I’m a slow writer, but I’m working hard on improving my productivity. Writing blogs, or tweeting, or marketing my books doesn’t take up too much time. The big time sinks are hanging out online shooting the breeze with other writers, or realizing that you have just spent the last three hours in the black hole that is Wikipedia when you were supposed to be checking one quick fact for your WIP.

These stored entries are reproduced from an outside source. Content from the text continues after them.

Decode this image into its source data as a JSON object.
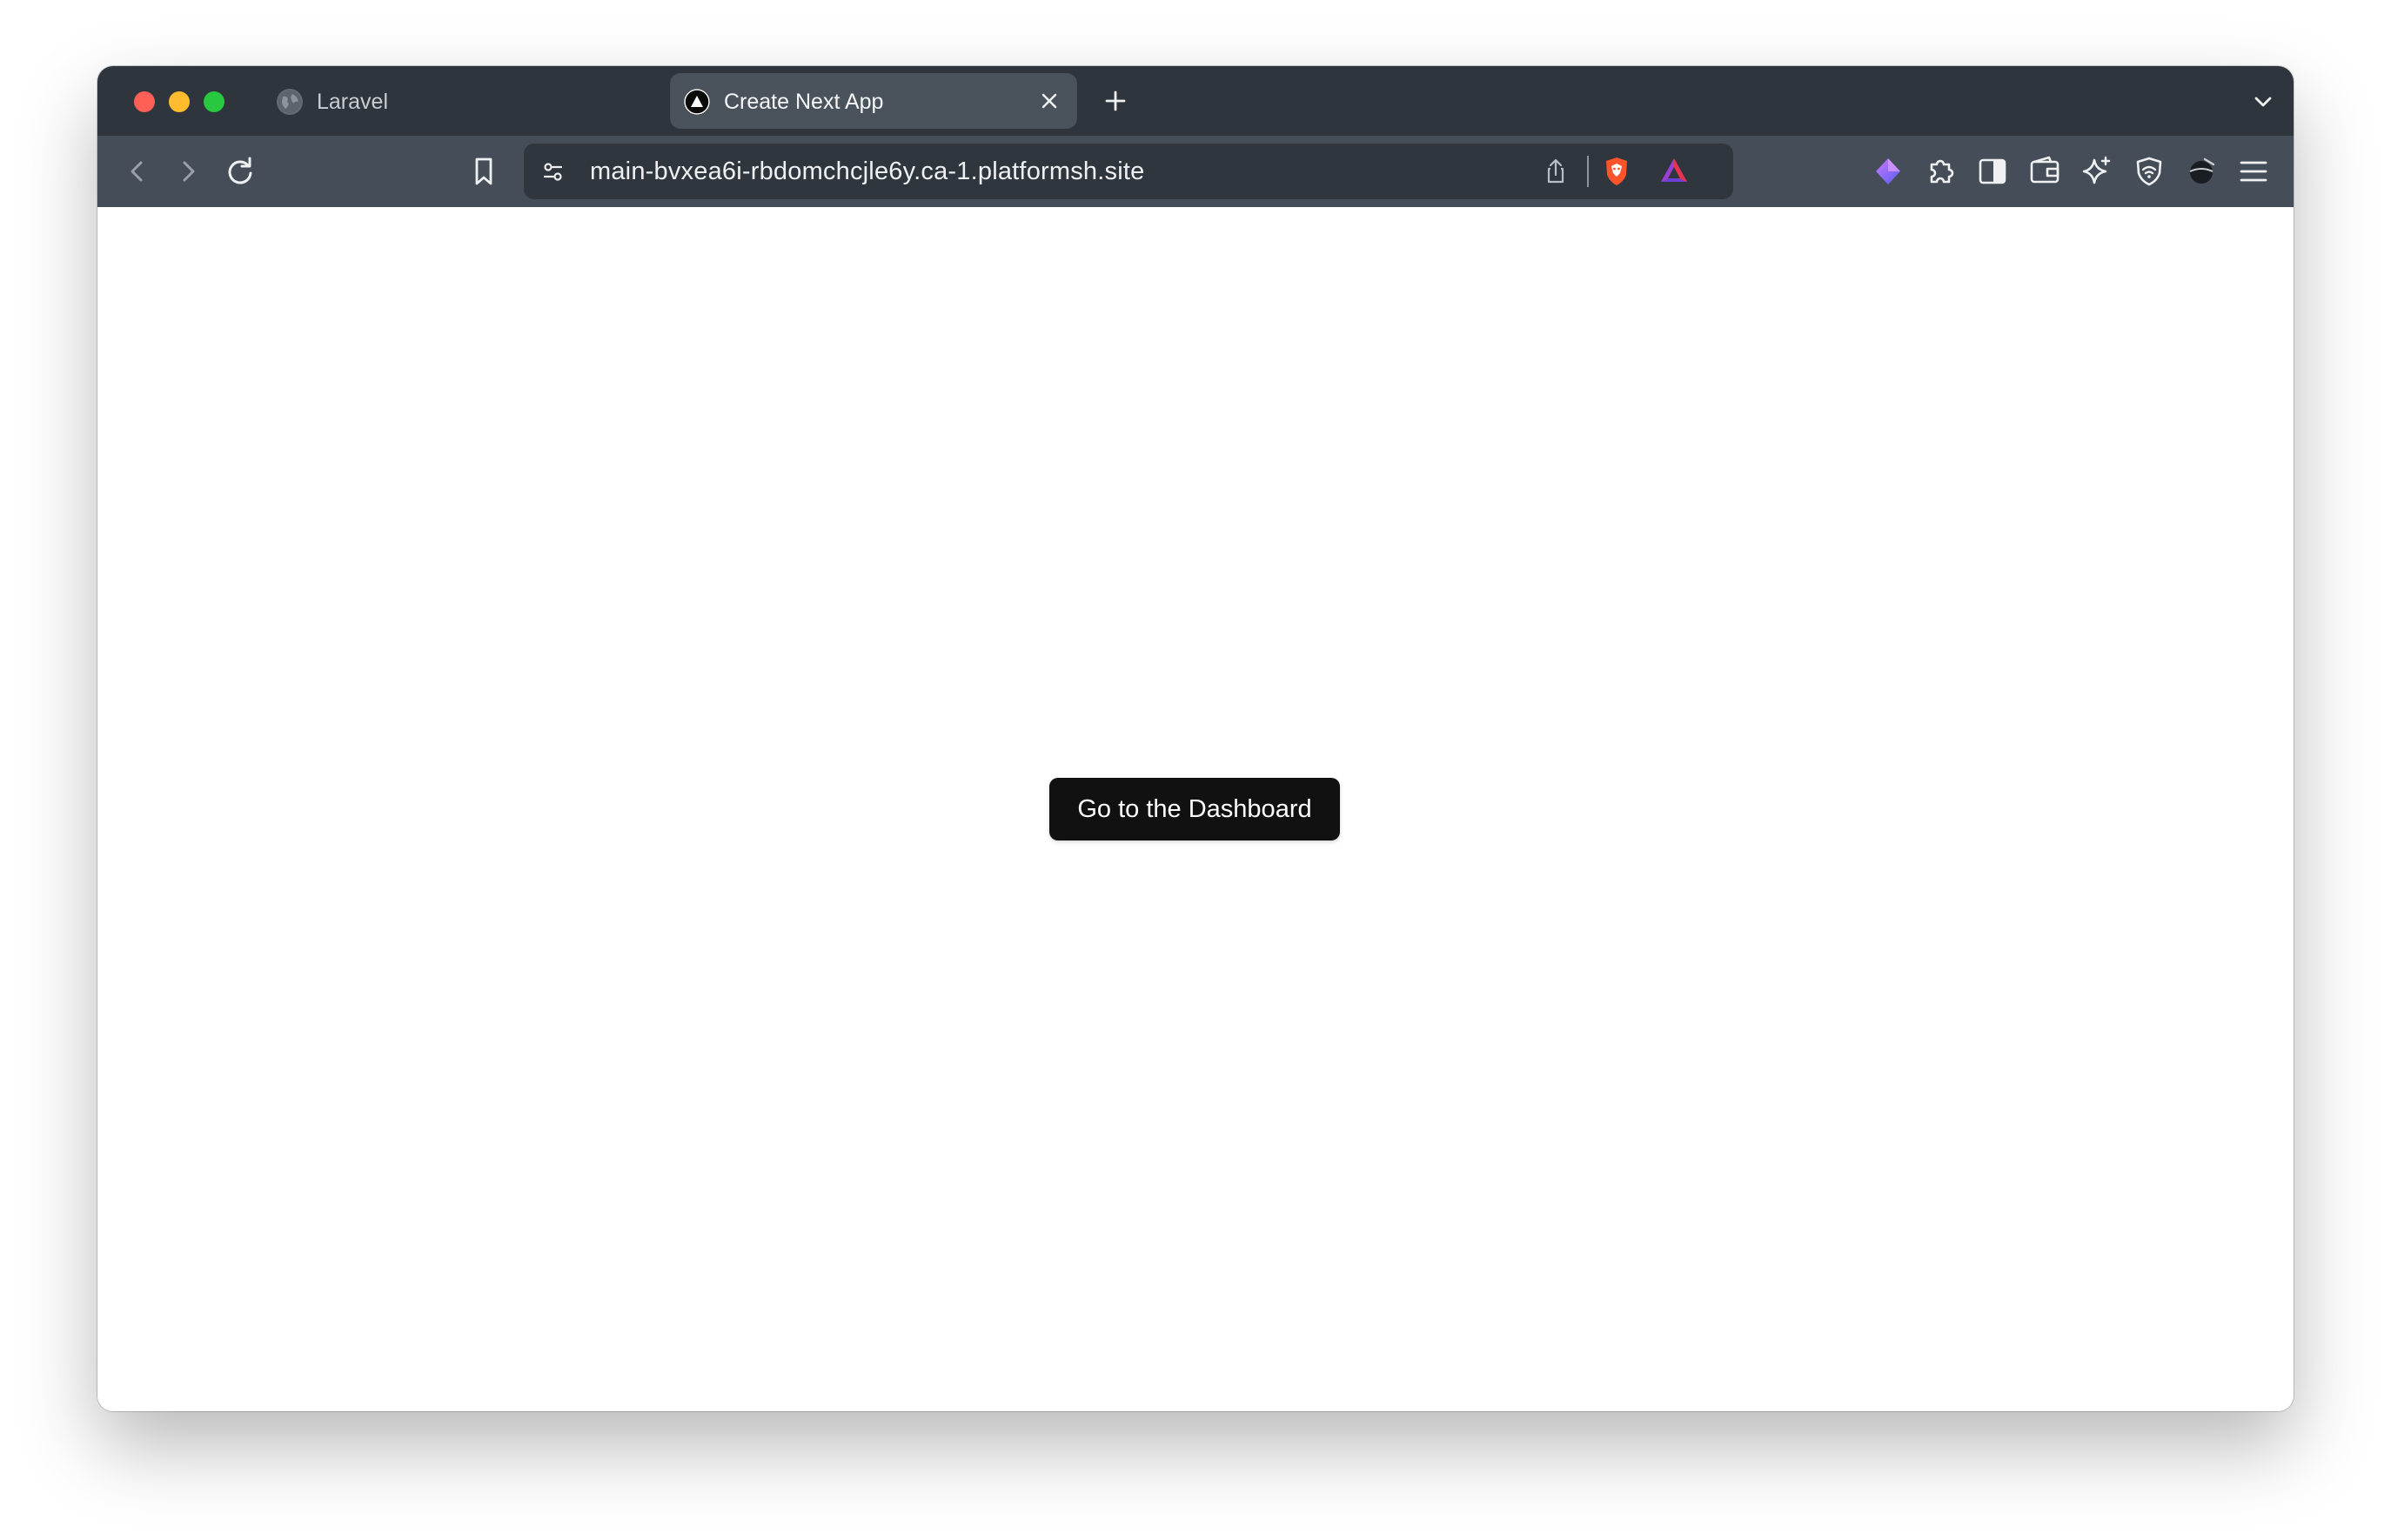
{
  "browser": {
    "tabs": [
      {
        "title": "Laravel",
        "active": false,
        "favicon": "globe-icon"
      },
      {
        "title": "Create Next App",
        "active": true,
        "favicon": "nextjs-triangle-icon"
      }
    ],
    "address": "main-bvxea6i-rbdomchcjle6y.ca-1.platformsh.site",
    "toolbar_icons": [
      "back-icon",
      "forward-icon",
      "reload-icon",
      "bookmark-icon",
      "site-settings-icon",
      "share-icon",
      "brave-shields-icon",
      "brave-rewards-icon",
      "leo-ai-icon",
      "extensions-icon",
      "sidebar-icon",
      "wallet-icon",
      "sparkle-icon",
      "vpn-icon",
      "profile-icon",
      "menu-icon"
    ],
    "colors": {
      "tabbar": "#2f353c",
      "toolbar": "#454e58",
      "urlbar": "#2f363d"
    }
  },
  "page": {
    "button_label": "Go to the Dashboard",
    "button_color": "#111111"
  }
}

If blogging and marketing really were the main things holding writers back from producing more work, then we would see traditionally published authors being a lot more productive, but we don’t. It’s just that nobody wants to say that their book was delayed because they were looking at pictures of cats on Facebook.
You write fiction and non-fiction. Do you have a preference?
I find non-fiction easier (and quicker) but fiction is much more fulfilling. Maybe because it’s more challenging. The brain is funny like that.
More seriously though, the kind of non-fiction I write is rewarding because the books aim to solve a specific problem or impart a specific piece of knowledge to help the reader towards a goal. I get emails from people when they self-publish their first, and they are so happy! And then that makes me happy because I remember sending off those same emails to the self-publishers who helped me when I was taking my first steps. It serves as a reminder that the greatest strength of this community is its openness and willingness to help others.
Ultimately, though, fiction is where my heart is. It constantly amazes me that writers can invent entire worlds, populate them exclusively with creatures of their imagination, and then have those marionettes act out a story which teaches us something about love, hate, anger or regret. I guess reading a story is the biggest thrill of all: that of endless possibility.
I would like to thank David for his time and for his wonderful answers. If any of you are considering self-publishing or are self-published and you haven’t read either of these books I encourage you to do so. Also, stop by his blog and say hi. He is always extremely friendly and helpful.
David Gaughran is an Irish writer, living in London, who spends most of his time travelling the world, collecting stories. He runs the publishing blog Let’s Get Digital, and his work has been featured in the Huffington Post, The Sunday Times, and the Irish Times.